Take this with a HUGE grain of salt…i have read it and even though this is a so called “factual account” (as is as close to the truth as you will probably get) some of the “facts” about roleplaying are still wrong…and the facts of this case are often blown out of proportion in other places and as the book came out on the end of the “RPG Hate Propaganda” wave of the 1980’s (which this case stoked to its full flaming fury) it draws a few of its facts from slightly bias bases writen in the 80’s

If you count this also add to the list “13th floor”

Also notable mentions in many tv shows…off the top of my head…

*Buffy (They acidently do research in a D&D monster manual and there is a moment at the end of the last series)
*True Faith (The morge manager frequently mentions his roleplaying days)
*Reno 911 (There is a re-occuring LARP that the cops keep getting called too)
*Felicity (The “Assassins” game from MIT is featured in this and can be counted as a subgenre of LARP)
*At least 2 episodes of CSI (the one where they act out the computer game and the one with the vamps)
*Still standing (a character takes up a card gaming game…where they also dress up and become the persona of the wizard fighting the battle…kinda a mix of larp and CCG)

Oh and another movie:

*Big Trouble (the “Assassins” game is also featured in this)

And Im not sure if they count as they are BASED on RPGs:

*D&D the movie and its sequel.
*D&D the animated series from the 1980’s (well duh)
*The Vampire the Masquerade: The TV Series (cant remember the exact title but it was WhiteWolf sanctioned)

Ta-ness.

Not in this thread - only fiction that is based on or involves gaming as an activity, not a genre or setting.

I think it was called Kindred. A bit shabby around the edges, but I liked it.

Would Running Man (the movie version) count? They did dress up and have funny names, but it was more of a gameshow thing.

What about the movie “eXistenZ”?

A kind of Virtual reality LARP movie

Yeah, that fits in. Oh dear - I think Tron might be a borderline case, too.

[quote=“theamazingcatherine”]
I thought it would be interesting to sorta go the other way, and see how many times roleplaying was an integral part of a book, or at least got a significant mention.[/quote]

In E.T. (the book espescially) the group of young guys get together to play a thinly veiled version of D&D quite avidly.

Well i think of it being defined as the “acticvity of playing another persona removed from your self in a simulated enviroment”

So wouldn’t count…

Tron (he was still himself)
Running man (it was not simulated)

Its why i didn’t inclued one of my all time fav movies:

The Game (as he’s not playing another persona)

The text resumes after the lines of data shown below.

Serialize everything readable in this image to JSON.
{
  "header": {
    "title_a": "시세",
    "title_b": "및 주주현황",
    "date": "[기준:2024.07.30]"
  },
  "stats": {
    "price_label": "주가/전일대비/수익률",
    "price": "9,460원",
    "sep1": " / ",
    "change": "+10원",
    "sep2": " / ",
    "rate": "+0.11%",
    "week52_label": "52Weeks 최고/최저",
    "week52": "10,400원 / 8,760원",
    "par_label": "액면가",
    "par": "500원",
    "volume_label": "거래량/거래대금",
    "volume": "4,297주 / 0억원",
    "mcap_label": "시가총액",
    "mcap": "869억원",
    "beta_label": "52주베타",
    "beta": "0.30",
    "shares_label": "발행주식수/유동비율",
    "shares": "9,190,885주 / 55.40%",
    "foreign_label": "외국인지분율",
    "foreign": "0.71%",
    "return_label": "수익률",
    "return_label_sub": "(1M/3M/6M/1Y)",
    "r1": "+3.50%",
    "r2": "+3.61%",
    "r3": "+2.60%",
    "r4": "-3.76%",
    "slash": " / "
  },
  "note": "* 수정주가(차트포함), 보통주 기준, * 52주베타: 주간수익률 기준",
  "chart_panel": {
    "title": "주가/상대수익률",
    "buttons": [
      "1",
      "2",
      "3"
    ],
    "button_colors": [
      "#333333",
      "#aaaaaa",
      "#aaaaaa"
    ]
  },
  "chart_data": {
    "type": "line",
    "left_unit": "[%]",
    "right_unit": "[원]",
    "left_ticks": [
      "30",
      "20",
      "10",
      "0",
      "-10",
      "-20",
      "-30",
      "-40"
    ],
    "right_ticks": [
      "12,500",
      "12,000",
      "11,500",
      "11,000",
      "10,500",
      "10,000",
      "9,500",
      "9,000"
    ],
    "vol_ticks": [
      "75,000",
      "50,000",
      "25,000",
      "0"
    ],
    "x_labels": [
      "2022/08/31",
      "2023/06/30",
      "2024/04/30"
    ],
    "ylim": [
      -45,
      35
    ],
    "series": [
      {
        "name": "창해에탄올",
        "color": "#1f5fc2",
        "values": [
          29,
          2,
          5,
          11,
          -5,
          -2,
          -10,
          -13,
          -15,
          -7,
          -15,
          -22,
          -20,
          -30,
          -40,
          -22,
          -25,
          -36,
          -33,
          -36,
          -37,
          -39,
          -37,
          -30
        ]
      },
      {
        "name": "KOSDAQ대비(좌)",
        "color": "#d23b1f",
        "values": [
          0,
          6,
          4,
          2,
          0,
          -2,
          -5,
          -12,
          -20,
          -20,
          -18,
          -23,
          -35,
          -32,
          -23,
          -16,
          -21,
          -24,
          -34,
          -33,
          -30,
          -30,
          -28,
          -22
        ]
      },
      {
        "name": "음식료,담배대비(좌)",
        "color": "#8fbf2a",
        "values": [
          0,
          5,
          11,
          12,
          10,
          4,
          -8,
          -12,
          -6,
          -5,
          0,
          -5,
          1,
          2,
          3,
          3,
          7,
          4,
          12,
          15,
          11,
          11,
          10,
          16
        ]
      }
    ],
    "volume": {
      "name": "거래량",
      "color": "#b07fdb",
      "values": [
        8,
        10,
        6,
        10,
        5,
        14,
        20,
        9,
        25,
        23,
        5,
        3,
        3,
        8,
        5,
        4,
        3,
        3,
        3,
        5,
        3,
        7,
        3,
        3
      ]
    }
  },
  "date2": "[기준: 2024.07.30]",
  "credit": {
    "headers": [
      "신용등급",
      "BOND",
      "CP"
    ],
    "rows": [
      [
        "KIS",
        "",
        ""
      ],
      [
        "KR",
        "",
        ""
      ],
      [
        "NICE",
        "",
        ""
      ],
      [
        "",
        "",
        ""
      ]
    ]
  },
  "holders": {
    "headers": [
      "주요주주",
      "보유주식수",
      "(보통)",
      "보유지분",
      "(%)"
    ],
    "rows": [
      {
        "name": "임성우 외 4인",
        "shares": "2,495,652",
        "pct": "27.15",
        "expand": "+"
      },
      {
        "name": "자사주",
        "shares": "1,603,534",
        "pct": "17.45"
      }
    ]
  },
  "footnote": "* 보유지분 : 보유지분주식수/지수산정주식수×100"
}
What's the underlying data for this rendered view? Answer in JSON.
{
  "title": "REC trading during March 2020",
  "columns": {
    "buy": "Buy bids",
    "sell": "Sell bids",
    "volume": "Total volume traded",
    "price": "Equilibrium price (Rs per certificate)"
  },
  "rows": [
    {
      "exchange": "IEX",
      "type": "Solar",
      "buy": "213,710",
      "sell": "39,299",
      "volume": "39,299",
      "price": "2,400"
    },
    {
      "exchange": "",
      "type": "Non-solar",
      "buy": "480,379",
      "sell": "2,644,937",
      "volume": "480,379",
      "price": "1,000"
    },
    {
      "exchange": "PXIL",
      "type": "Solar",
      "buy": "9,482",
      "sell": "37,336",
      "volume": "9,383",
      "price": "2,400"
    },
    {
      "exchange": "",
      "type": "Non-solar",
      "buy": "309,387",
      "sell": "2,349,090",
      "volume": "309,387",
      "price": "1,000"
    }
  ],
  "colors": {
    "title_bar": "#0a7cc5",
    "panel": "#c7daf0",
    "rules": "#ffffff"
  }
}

Yeah thats also in the movie…

OH Plus I’m assuming were going with just mainstream media…because other wise:

The Gamers (A Great movie about a group of pen and paper gamers and the adventures of their characters as told natarted by the players)
Fear of Girls (A mockunetary about roleplayers and relationships)
Almost there and back again (A mockumentary about LARPers traveling the length of NZ in full LOTR costume)
Knights of the Round Dinner Table (A comic about a group of roleplayers)
DorkTower (A comic about roleplaying)
Nodwink (Another comic about roleplaying)
Zogonia (Same)

And the Doctor Demento radio skit that “takes you inside the dark hobby of Roleplaying”

Dork Tower and Knights of the Round Dinner Table yes. Not Nodwick or Zogonia - they’re inside the game, not outside.

Oh my! I just remembered one of G K Chesterton’s Club of Unusual Trades stories. A Major Something-or-Other accidentally blunders into some bizarre happenings, the which are eventually explained as a package adventure for something else. He ends up marrying the main actress, and I remember one of the last lines - on being asked by her actor friends why she married a stodgy military man, she said that she’d met many dashing and handsome young people, but only one who would venture into a cellar when he really thought there was a murderer down there.

On the same level as The Game movie, I suppose, but still worth a mention.

I think you can play a fictional version of yourself in a larp.

A dark horse entry: The Edge by Dick Francis (the guy who writes detective stories about racing.) It’s set on a train journey in Canada where the organisers included a ‘Murder Mystery’ for the entertainment of the passengers, and the detective gets chummy with the actors involved.